Royal Caribbean Sued Over Death of Toddler from Open-Air Railing

The family of Chloe Weigand, the toddler who fell from the 11th-floor railing on the Freedom of the Seas last July, has sued the cruise line 5 months after the young girl’s death. In the lawsuit, they claim that the ship was not compliant with industry standards or window fall prevention laws, which they say led to the unfortunate incident.

The incident occurred at a port stop in Puerto Rico, when the grandfather, who was holding the baby, mistook open-air above the railing for a glass window and accidentally dropped the child 150 feet. In addition to the civil suit the family has placed, there is a criminal case against Chloe’s grandfather  Because this incident took place in Puerto Rico, this is where the grandfather was charged with a criminal misdemeanor as a result of Chloe’s death.

The family has been adamant that the grandfather, Salvatore “Sam” Anello, is not to blame. However, Salvatore is colorblind, which has led to speculation over his potential involvement in the incident, as the glass in question was tinted. Hypothetically, the tinted glass would be notable to a person who does not have color blindness, thus allowing them to see if the window was open. However, in a statement from their lawyer, the Wiegand family said they did not support the misdemeanor, criminal neglect charge against Salvatore.

In filing their lawsuit last December against Royal Caribbean, the Wiegand family included photos of other ships that are safer and in compliance with all fall prevention laws. They are also adamant in believing that if the ship had only had followed these industry standards, that Chloe would not have died. The family claims that a warning, whether it be as small as a sticker or as large as a sign, would have been enough to save Chloe. Other ships have warnings on windows that can be opened, especially on higher deck levels.  Through their effort, the Wiegand family hopes that their lawsuit will prove that Royal Caribbean was negligent in designing the Freedom of the Seas, and that it’s essential for all ships to follow fall prevention laws.

“No family should ever have to go through this kind of loss, especially with the guilt of a family member involved,” says Attorney Alan Hamilton of Shiver Hamilton. “However, this type of tragedy should be thoroughly investigated in order to determine any and all parties who may be at fault.”

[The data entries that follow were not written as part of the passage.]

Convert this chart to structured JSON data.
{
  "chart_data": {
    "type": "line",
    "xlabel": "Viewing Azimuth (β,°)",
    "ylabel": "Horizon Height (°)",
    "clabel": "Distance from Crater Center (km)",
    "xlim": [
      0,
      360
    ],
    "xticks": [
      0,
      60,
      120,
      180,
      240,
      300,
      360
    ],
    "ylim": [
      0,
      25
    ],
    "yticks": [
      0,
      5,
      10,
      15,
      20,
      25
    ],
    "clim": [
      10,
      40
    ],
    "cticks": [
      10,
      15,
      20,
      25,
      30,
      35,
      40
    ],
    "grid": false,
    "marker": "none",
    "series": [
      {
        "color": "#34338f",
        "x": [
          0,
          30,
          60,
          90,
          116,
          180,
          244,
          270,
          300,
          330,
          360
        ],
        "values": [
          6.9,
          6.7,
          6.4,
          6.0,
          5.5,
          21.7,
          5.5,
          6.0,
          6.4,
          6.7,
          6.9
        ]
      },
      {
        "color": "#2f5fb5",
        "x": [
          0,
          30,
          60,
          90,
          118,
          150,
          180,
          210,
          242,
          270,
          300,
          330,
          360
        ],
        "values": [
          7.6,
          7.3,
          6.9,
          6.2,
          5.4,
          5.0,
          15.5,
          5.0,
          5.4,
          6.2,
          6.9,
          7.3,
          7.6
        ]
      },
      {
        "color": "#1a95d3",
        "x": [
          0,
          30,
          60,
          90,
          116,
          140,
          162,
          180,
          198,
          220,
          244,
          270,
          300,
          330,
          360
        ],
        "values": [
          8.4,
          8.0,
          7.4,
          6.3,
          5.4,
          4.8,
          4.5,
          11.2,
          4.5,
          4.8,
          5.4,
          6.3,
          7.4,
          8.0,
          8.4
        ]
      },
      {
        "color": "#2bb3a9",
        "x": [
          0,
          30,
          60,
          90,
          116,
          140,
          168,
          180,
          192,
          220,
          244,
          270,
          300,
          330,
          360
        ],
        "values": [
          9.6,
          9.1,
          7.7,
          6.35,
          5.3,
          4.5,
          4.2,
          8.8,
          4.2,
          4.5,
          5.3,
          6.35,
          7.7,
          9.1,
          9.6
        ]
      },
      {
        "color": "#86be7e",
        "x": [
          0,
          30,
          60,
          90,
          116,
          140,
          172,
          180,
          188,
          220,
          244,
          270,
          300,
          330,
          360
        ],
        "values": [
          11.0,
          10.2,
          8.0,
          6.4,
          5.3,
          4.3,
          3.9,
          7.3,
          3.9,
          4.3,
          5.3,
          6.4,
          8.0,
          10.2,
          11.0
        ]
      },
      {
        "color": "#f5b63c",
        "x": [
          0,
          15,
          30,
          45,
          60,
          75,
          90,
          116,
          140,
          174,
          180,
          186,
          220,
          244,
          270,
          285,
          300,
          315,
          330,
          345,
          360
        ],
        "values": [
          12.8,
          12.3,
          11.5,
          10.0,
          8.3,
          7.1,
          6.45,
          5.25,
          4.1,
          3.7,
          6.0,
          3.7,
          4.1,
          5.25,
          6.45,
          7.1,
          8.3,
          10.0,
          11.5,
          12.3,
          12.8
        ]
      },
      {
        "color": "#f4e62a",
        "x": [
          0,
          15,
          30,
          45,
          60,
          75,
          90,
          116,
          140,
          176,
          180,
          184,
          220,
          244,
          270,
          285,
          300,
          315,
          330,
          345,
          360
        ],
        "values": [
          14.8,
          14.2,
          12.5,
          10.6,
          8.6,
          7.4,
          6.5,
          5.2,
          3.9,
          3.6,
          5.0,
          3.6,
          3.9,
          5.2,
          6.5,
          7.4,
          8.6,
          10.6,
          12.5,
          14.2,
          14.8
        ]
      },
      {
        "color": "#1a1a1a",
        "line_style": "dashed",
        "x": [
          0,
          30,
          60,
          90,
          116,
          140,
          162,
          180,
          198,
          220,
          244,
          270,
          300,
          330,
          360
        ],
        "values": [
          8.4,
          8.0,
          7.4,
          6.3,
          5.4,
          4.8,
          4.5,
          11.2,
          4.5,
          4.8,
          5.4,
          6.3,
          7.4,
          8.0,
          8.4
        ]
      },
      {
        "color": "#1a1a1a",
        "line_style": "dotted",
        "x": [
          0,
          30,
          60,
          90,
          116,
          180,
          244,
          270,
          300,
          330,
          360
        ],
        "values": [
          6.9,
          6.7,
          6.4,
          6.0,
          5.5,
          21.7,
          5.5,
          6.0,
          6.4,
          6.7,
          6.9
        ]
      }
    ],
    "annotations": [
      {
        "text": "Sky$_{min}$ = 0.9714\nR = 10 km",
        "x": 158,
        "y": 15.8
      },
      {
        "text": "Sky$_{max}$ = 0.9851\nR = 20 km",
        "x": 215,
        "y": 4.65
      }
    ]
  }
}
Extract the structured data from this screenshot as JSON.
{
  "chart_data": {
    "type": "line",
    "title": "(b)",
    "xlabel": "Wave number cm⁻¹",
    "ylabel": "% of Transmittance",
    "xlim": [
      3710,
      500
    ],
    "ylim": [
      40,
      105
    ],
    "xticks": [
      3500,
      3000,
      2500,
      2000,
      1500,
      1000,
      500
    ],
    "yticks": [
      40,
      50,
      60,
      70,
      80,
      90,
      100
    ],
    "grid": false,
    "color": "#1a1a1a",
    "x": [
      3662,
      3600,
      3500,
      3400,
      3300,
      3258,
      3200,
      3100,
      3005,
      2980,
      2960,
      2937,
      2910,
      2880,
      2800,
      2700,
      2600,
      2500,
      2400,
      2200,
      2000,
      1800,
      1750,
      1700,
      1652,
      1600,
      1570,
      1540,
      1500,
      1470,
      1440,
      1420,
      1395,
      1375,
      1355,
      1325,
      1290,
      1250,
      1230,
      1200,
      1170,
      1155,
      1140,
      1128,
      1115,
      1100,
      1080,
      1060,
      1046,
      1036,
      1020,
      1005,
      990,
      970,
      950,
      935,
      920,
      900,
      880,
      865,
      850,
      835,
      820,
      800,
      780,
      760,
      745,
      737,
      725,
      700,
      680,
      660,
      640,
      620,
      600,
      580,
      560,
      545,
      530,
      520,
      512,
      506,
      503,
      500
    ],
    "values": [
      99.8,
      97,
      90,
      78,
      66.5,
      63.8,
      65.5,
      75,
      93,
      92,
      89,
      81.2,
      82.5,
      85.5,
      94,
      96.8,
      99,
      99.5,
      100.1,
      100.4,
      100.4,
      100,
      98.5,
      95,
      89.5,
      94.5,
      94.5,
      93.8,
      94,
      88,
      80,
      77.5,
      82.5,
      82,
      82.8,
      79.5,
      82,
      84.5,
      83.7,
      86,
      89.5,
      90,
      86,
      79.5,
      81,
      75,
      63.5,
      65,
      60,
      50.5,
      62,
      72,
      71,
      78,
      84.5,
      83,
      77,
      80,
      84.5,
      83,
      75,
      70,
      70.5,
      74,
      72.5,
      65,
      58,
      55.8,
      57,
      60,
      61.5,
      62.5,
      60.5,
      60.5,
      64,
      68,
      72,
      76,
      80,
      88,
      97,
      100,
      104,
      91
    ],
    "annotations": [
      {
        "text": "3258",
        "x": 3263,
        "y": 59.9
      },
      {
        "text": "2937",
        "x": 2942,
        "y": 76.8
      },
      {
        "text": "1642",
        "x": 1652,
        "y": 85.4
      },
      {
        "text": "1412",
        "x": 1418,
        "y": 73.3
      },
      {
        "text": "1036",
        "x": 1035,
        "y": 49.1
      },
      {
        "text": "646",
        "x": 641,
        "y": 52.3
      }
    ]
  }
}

While the amount of compensation requested in the lawsuit is currently unspecified, it includes a statement of intent from the family who are looking to prevent similar tragedies from happening in the future. While the amount of the suit is undetermined, because Chloe’s death occurred while they were in port instead of on the water the parents’ claim can be “unlimited.” Wrongful death lawsuits are different than suits filed under the Death On High Seas Act. Generally, wrongful death claims end with larger compensation for the grieving family than those that occur on the water or on watercraft.